Whatcha reading?
Here's a list of some books I'd like to read in the near future.
"Overthrow, America's Century of Regime Change from Hawaii to Iraq"
Stephen Kinzer
I saw Kinzer interviewed on BookTV and this sounds like an excellent chronicle of the how, why, and consequences of America's largely corporate driven medling in foreign governments over the last century.
"American Theocracy : The Peril and Politics of Radical Religion, Oil, and Borrowed Money in the 21stCentury"
Kevin Phillips
Phillips is a great author and historian who happens to have been a former Republican strategist who predicted the ascendtion of the Republican party in his "The Emerging Republican Majority", which makes this book and his last, "American Dynasty : Aristocracy, Fortune, and the Politics of Deceit in the House of Bush" (which I've read) all the more credible.
Phillips clearly sees the hypocrisy, greed, and deceit of the Republican leaders and the corporate interests they serve which he helped to gain power.
Misquoting Jesus : The Story Behind Who Changed the Bible and Why
Bart D. Ehrman
Should be interesting.
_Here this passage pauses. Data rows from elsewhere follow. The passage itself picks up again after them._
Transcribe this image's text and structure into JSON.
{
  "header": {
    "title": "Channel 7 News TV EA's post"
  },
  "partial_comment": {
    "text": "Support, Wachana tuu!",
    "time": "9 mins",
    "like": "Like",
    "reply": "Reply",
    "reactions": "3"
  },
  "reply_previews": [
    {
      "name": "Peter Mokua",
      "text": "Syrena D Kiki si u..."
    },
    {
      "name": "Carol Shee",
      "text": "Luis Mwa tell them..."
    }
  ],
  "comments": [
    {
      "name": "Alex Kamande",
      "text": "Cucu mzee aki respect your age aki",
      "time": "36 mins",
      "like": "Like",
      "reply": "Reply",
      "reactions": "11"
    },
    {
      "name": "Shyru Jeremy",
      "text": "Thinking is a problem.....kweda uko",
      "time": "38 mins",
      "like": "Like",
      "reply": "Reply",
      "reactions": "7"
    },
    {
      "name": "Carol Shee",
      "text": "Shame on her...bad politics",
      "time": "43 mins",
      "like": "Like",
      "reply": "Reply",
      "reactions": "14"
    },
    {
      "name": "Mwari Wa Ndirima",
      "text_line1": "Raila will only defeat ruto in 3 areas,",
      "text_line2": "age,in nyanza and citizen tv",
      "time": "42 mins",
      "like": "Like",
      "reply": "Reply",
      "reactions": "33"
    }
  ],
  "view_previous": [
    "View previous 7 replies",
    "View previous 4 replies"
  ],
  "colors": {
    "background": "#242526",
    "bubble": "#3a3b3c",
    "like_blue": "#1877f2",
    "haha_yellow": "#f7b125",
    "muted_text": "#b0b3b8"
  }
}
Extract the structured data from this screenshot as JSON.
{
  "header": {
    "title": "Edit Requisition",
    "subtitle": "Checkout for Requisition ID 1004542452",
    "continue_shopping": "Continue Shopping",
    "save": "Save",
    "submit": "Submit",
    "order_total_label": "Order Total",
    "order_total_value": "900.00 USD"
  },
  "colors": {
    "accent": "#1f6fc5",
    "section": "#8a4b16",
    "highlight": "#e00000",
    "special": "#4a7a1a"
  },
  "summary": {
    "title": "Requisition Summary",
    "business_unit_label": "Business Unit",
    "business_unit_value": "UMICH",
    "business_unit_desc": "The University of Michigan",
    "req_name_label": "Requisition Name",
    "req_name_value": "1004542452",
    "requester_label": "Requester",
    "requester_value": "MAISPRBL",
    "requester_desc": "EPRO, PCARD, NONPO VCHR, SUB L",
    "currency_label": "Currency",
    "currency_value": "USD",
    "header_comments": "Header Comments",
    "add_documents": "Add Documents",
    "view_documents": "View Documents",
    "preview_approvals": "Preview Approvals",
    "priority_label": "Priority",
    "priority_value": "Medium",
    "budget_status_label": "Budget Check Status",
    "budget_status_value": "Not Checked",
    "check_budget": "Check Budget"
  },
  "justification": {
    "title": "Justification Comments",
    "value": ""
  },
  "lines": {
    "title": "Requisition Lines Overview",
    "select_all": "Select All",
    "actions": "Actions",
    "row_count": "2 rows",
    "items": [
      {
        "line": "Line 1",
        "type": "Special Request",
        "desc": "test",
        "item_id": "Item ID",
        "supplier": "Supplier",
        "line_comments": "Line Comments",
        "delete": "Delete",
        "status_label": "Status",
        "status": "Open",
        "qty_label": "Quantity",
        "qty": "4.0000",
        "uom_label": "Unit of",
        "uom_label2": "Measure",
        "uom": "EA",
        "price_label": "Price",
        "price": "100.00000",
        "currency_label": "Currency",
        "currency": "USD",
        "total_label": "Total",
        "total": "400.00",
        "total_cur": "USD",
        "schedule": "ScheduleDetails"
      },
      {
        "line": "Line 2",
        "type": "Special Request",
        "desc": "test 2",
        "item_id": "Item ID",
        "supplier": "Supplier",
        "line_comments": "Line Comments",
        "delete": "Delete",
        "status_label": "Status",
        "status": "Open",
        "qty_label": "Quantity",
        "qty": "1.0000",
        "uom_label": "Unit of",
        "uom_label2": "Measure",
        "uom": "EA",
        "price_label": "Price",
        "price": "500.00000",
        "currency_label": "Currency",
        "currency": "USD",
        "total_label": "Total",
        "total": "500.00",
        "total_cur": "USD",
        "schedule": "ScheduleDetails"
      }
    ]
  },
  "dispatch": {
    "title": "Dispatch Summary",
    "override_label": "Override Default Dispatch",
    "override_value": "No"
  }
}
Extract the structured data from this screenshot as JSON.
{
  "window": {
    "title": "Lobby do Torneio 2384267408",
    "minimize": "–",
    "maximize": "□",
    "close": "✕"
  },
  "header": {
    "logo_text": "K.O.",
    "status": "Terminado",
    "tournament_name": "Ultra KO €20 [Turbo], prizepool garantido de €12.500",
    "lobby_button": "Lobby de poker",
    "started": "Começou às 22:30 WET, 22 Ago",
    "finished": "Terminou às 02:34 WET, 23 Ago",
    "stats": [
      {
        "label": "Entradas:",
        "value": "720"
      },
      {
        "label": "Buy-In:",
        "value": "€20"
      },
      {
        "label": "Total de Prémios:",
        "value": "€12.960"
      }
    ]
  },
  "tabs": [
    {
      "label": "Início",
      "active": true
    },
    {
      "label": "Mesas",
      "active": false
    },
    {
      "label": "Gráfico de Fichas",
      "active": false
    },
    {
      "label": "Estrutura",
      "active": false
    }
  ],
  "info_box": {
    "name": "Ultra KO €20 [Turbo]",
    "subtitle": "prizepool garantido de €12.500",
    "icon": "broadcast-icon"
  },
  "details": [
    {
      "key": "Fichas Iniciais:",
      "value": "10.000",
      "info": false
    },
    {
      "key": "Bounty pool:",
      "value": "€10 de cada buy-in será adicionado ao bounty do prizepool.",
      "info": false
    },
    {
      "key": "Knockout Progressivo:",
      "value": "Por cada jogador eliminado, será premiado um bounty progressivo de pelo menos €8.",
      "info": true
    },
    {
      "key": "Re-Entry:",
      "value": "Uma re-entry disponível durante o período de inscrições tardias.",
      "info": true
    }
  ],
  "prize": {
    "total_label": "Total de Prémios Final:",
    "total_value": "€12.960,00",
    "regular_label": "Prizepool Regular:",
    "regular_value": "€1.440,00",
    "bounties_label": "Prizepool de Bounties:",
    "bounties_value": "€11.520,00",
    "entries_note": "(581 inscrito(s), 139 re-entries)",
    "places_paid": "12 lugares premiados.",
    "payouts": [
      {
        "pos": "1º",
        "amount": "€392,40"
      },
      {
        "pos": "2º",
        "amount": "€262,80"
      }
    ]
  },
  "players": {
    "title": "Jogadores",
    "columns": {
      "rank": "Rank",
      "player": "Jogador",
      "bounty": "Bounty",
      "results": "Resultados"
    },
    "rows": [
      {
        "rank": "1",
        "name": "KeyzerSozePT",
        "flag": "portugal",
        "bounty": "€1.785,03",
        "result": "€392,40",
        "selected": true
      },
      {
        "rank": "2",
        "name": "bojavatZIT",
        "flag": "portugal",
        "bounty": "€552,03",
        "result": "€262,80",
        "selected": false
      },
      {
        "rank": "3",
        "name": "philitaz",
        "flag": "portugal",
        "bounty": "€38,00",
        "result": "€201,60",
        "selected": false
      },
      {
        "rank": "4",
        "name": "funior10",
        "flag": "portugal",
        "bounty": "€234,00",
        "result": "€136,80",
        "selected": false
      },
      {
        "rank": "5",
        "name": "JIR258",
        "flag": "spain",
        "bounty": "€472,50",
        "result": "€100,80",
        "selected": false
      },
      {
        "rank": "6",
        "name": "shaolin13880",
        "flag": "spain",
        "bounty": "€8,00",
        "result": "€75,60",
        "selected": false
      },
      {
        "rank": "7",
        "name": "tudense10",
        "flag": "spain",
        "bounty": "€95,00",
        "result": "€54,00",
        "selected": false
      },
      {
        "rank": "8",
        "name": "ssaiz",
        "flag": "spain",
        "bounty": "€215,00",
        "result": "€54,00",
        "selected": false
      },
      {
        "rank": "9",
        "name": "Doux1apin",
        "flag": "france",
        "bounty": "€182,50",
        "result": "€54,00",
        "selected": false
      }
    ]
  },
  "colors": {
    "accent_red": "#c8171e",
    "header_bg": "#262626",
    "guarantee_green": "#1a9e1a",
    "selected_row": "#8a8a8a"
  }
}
I saw this author interviewed as well and the book explains a realistic view of the origin and numerous re-jiggerings the Bible has undergone over the ages and how it's used to reflect the desires and hangups of whomever happens to be the one pointing to the Bible as a basis for what they want to impose on all of society by political means.
"The Assassins' Gate : America in Iraq" George Packer
By all accounts, a hard-eyed and informative examination of just how we ended up in the quagmire in Iraq.
Those are but a few of the books on my "wish list", and I hope to get my hands on a copy sometime soon, though the libraries on the Illinois side are notorious for being jam packed with conservative screeds by the likes of Ann Coulter, Bill O'Reilly, and disgraced toe sucker Dick Morris, a guy who's been dead wrong in everything he's ever written, while having only a relative handful of books critical of the administration. (A few of which are only there because I requested them.)
For instance, the Moline Library at one point didn't possess a copy of an Al Franken book which had at the time been on the NY Times bestseller list for a couple months, but had several obscure and largely unnoticed books trotting out all sorts of malicious garbage against the Clintons, Gore, and Kerry. Go figure.
1 Comments:
Dook, Ehrman was on The Colbert Report last week. Funny stuff, and got me interested in his latest.
Colbert pressed him on whether he believed in God and Ehrman said he was agnostic, to which Colbert responded, "So you don't know if there is or isn't a God? That means you have no balls."
Later in the interview, Ehrman mentioned that he'd been religious when he was younger, then added, "Back when I had balls."